Especial Jece Valadão Cineasta
Obsessão
Direção: Jece Valadão
Brasil, 1973.
Por Daniel Salomão Roque
O mote de Obsessão é o mesmo de muitas outras fitas da década de 70: um homicídio a ser investigado e devidamente punido. O papel de Jece Valadão – prefeito de uma pequena cidade interiorana que, às vésperas de empossar o cargo, tem a esposa assassinada – poderia muito bem ser entregue a Charles Bronson ou Clint Eastwood, tamanha a semelhança entre o personagem que interpreta e o arquétipo hollywoodiano de macho vingador. Há, no entanto, algo que diferencia Obsessão da maior parte dos thrillers de ação que lhe são contemporâneos: trata-se da utilização da realidade nativa como elemento transformador dos clichês estrangeiros.
Sob os créditos de abertura, acompanhamos os últimos momentos da primeira dama. Ela corre desesperadamente por um matagal, mas não enxergamos seu algoz – na tela, vemos apenas o revólver que dispara o tiro fatal. Entre esta cena e a seguinte, temos um lapso temporal de semanas: agora, a câmera se dedica a percorrer, de modo quase documental, os arredores da praça onde se realiza a cerimônia de inauguração do monumento que homenageia a falecida, construído por ordens do prefeito.

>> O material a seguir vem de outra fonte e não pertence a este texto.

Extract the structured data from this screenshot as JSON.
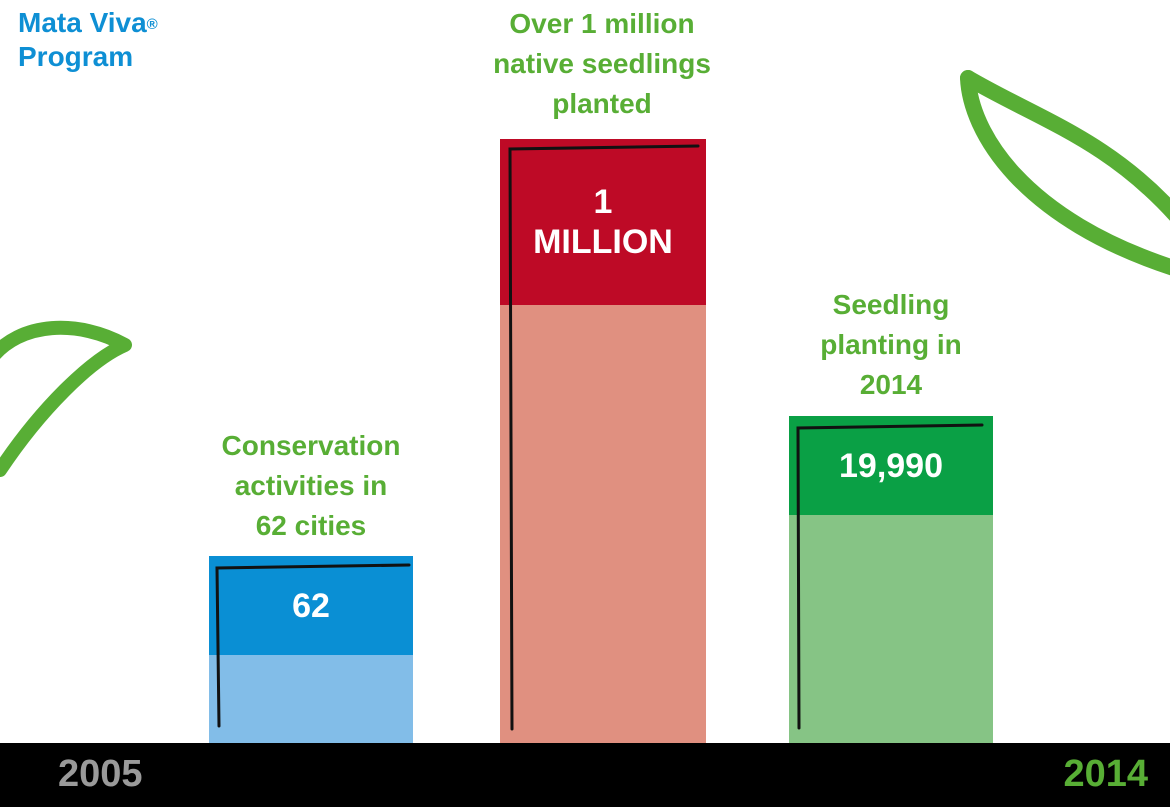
{
  "program_title": {
    "line1": "Mata Viva",
    "reg": "®",
    "line2": "Program"
  },
  "chart_data": {
    "type": "bar",
    "categories": [
      "Conservation activities in 62 cities",
      "Over 1 million native seedlings planted",
      "Seedling planting in 2014"
    ],
    "series": [
      {
        "values": [
          62,
          1000000,
          19990
        ]
      }
    ],
    "bars": [
      {
        "value_label": "62",
        "caption_lines": [
          "Conservation",
          "activities in",
          "62 cities"
        ],
        "top_color": "#0a8fd4",
        "bottom_color": "#82bde8",
        "caption_color": "#58ae35"
      },
      {
        "value_label_lines": [
          "1",
          "MILLION"
        ],
        "caption_lines": [
          "Over 1 million",
          "native seedlings",
          "planted"
        ],
        "top_color": "#be0a26",
        "bottom_color": "#e09080",
        "caption_color": "#58ae35"
      },
      {
        "value_label": "19,990",
        "caption_lines": [
          "Seedling",
          "planting in",
          "2014"
        ],
        "top_color": "#0aa045",
        "bottom_color": "#86c485",
        "caption_color": "#58ae35"
      }
    ],
    "x_axis": {
      "start": "2005",
      "end": "2014"
    },
    "accent_green": "#58ae35",
    "axis_bar_color": "#000000"
  }
}
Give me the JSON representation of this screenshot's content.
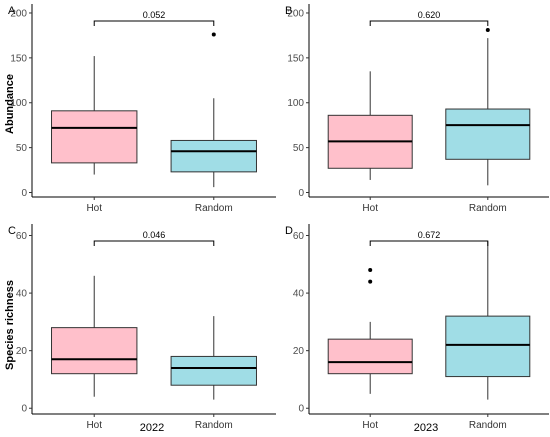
{
  "figure": {
    "row_labels": [
      "Abundance",
      "Species richness"
    ],
    "column_labels": [
      "2022",
      "2023"
    ]
  },
  "colors": {
    "Hot": "#ffc0cb",
    "Random": "#a0dde6",
    "stroke": "#333333"
  },
  "chart_data": [
    {
      "type": "boxplot",
      "panel": "A",
      "categories": [
        "Hot",
        "Random"
      ],
      "ylim": [
        -5,
        210
      ],
      "yticks": [
        0,
        50,
        100,
        150,
        200
      ],
      "ylabel": "Abundance",
      "xlabel": "",
      "pvalue": "0.052",
      "boxes": [
        {
          "name": "Hot",
          "whisker_low": 20,
          "q1": 33,
          "median": 72,
          "q3": 91,
          "whisker_high": 152,
          "outliers": []
        },
        {
          "name": "Random",
          "whisker_low": 6,
          "q1": 23,
          "median": 46,
          "q3": 58,
          "whisker_high": 105,
          "outliers": [
            176
          ]
        }
      ]
    },
    {
      "type": "boxplot",
      "panel": "B",
      "categories": [
        "Hot",
        "Random"
      ],
      "ylim": [
        -5,
        210
      ],
      "yticks": [
        0,
        50,
        100,
        150,
        200
      ],
      "ylabel": "",
      "xlabel": "",
      "pvalue": "0.620",
      "boxes": [
        {
          "name": "Hot",
          "whisker_low": 14,
          "q1": 27,
          "median": 57,
          "q3": 86,
          "whisker_high": 135,
          "outliers": []
        },
        {
          "name": "Random",
          "whisker_low": 8,
          "q1": 37,
          "median": 75,
          "q3": 93,
          "whisker_high": 172,
          "outliers": [
            181
          ]
        }
      ]
    },
    {
      "type": "boxplot",
      "panel": "C",
      "categories": [
        "Hot",
        "Random"
      ],
      "ylim": [
        -2,
        64
      ],
      "yticks": [
        0,
        20,
        40,
        60
      ],
      "ylabel": "Species richness",
      "xlabel": "2022",
      "pvalue": "0.046",
      "boxes": [
        {
          "name": "Hot",
          "whisker_low": 4,
          "q1": 12,
          "median": 17,
          "q3": 28,
          "whisker_high": 46,
          "outliers": []
        },
        {
          "name": "Random",
          "whisker_low": 3,
          "q1": 8,
          "median": 14,
          "q3": 18,
          "whisker_high": 32,
          "outliers": []
        }
      ]
    },
    {
      "type": "boxplot",
      "panel": "D",
      "categories": [
        "Hot",
        "Random"
      ],
      "ylim": [
        -2,
        64
      ],
      "yticks": [
        0,
        20,
        40,
        60
      ],
      "ylabel": "",
      "xlabel": "2023",
      "pvalue": "0.672",
      "boxes": [
        {
          "name": "Hot",
          "whisker_low": 5,
          "q1": 12,
          "median": 16,
          "q3": 24,
          "whisker_high": 30,
          "outliers": [
            44,
            48
          ]
        },
        {
          "name": "Random",
          "whisker_low": 3,
          "q1": 11,
          "median": 22,
          "q3": 32,
          "whisker_high": 58,
          "outliers": []
        }
      ]
    }
  ]
}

Tal episódio acirra as tensões já existentes entre o político e a população conservadora da cidade, pois, como descobriremos logo adiante, a primeira dama, que morrera grávida, sofria com os estigmas de “mãe solteira” e “mulher liberal”.
Esse conflito é particularmente interessante por deslocar a atenção do espectador – quase sempre condicionado ao drama individual – para as tensões coletivas. O personagem central do filme não é a moça assassinada, tampouco o viúvo obcecado pela ideia de se vingar, mas o próprio município escolhido como cenário da narrativa, com suas belezas naturais e pequenas lojinhas, sua associação de moradores capitaneada por velhas moralistas, sua praça a centralizar o espaço urbano em torno de uma igreja, seus escrivães preguiçosos, delegados corruptos e, principalmente, seu prostíbulo, frequentado às escondidas pela maior dos habitantes e que as senhoras católicas teimam em chamar de “cabaré”.
O crime propriamente dito é apenas um pretexto para a investigação desse tipo de mentalidade conservadora – não à toa, sua solução passa pela queda das máscaras alheias. Já do prefeito, quase nada sabemos: ele se define por oposição aos outros, e os poucos detalhes que nos são revelados de sua vida pessoal e trajetória política surgem de informações desencontradas, acusações não confiáveis e flashbacks confusos.
Obsessão é a história do choque entre essas duas partes e da maneira como elas se enxergam. Se no final das contas a narrativa favorece uma visão em detrimento da outra, é porque, num mundo de hipocrisia descarada, a empatia pelas figuras ambíguas torna-se nossa única saída.